The function simply checks validity of ballots and shows the check result. If you want a one-step clean, set clean to TRUE and a set of cleaned ballots will be returned. Here, duplicated values mean that the voter write the same candidate more than one time, or, when he assigns scores, he assigns the same score to more than one candidates. Mistakes are names that do not appear in the candidate list, or score values that are illegal (e.g., if voters are required to assign 1-5 to candidates, then 6 is an illegal value).

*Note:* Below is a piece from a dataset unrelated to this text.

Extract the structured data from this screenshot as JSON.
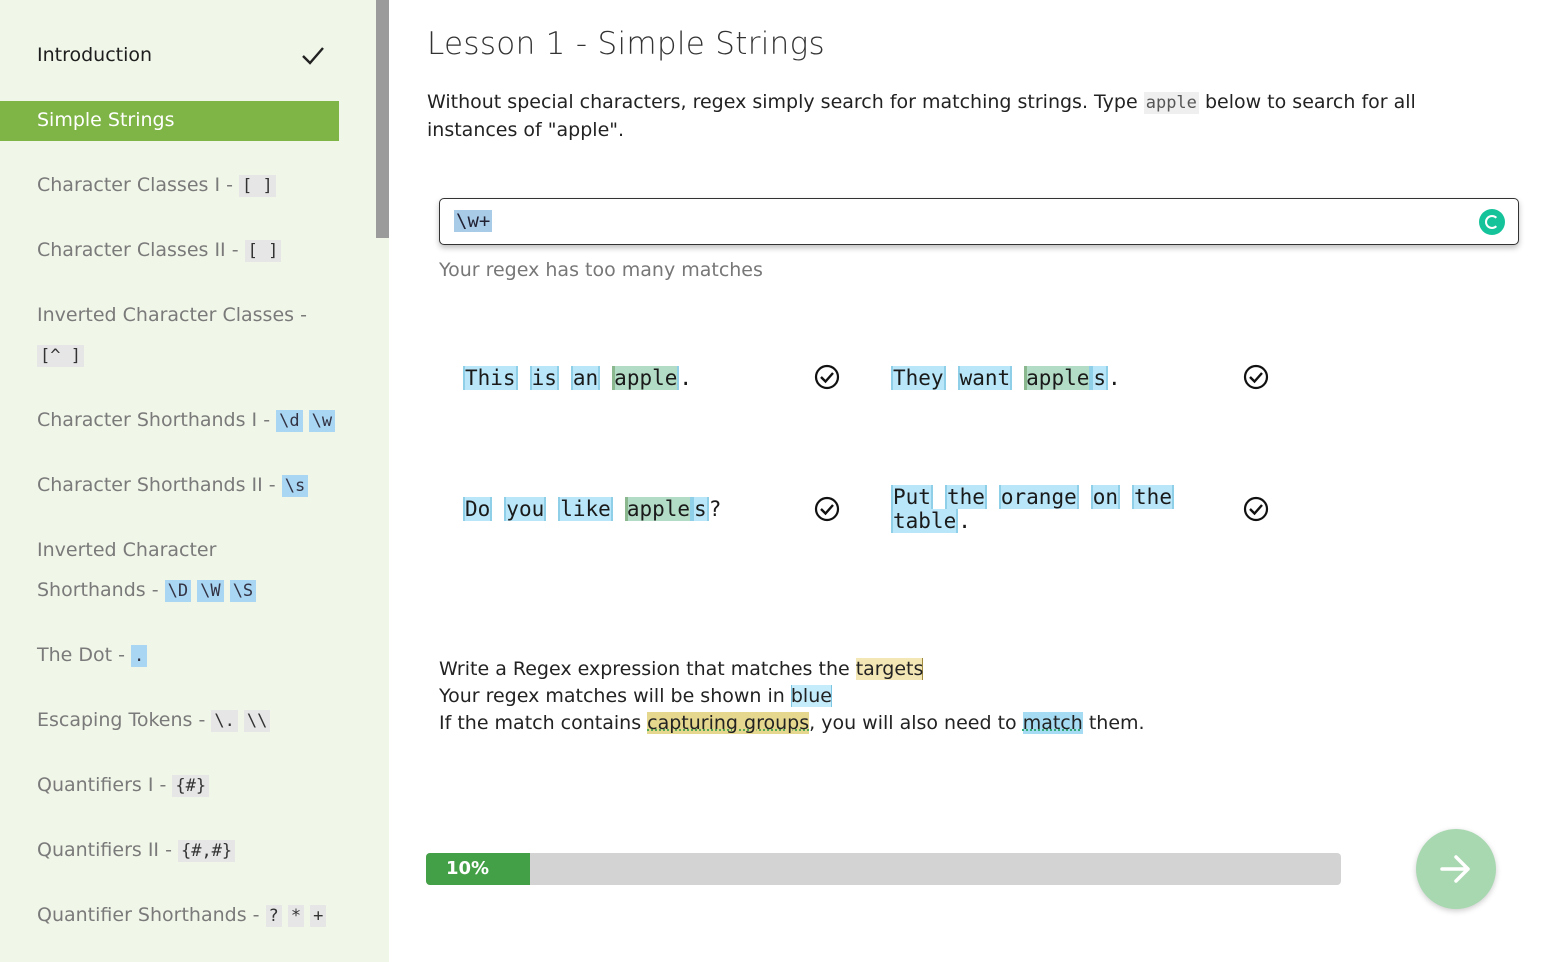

Ballots without a valid entry (that is, all entries are NAs) are also to be picked out. Different formats can be input into the function, see Details.

Usage

check_dup_wrong(x, xtype = 2, candidate = NULL, vv = NULL, isna = NULL,
  clean = FALSE)

Arguments

x

a data.frame, matrix or list of raw ballots. See Details.

xtype

should be 1, 2 (default) or 3, designating the type of x. See Details.

candidate

if xtype is 1, this argument is ignored. If xtype is 2 or3, candidate names must be given as a character or numeric vector. If a name is not given, but is still on a ballot, then the ballot is labelled as wrong.

vv

if xtype is 2 or 3, it is ignored. If xtype is 1, this gives the valid score values for x.

isna

entries which should be taken as NAs. NA in x be taken as missing value, however, you can add more (e.g., you may use 99, 999 as missing values). If x contains characters, this argument should also be provided with a character vector, and if numeric, then numeric vector. Do not add NA to isna, because the default (NULL) means NA is already included.

clean

the default is FALSE, that is, it does not return the cleaned data. If it is TRUE, a set of ballots without duplicated values, without mistakes and with at least one valid value, is returned.

Value

a list with 3 or 4 elements: row_with_dup is the rows (not row names) of rows that have duplicated values; row_with_wrong is the rows with illegal names or the lengths of them are larger than candidate number (this could only happen when x is a list). row_all_na is the rows the entries of which are all NAs. For a list, elements with NULL are also taken as all-NA ballots.

Details

The function accepts the following input:

  • (1) when xtype is 1, x must be a matrix. Column names are candidate names (if column names are NULL, they will be created: x1, x2, x3...). Candidate number is the number of columns of the matrix. Entry ij is the numeric score assigned by the ith voter to the jth candidate.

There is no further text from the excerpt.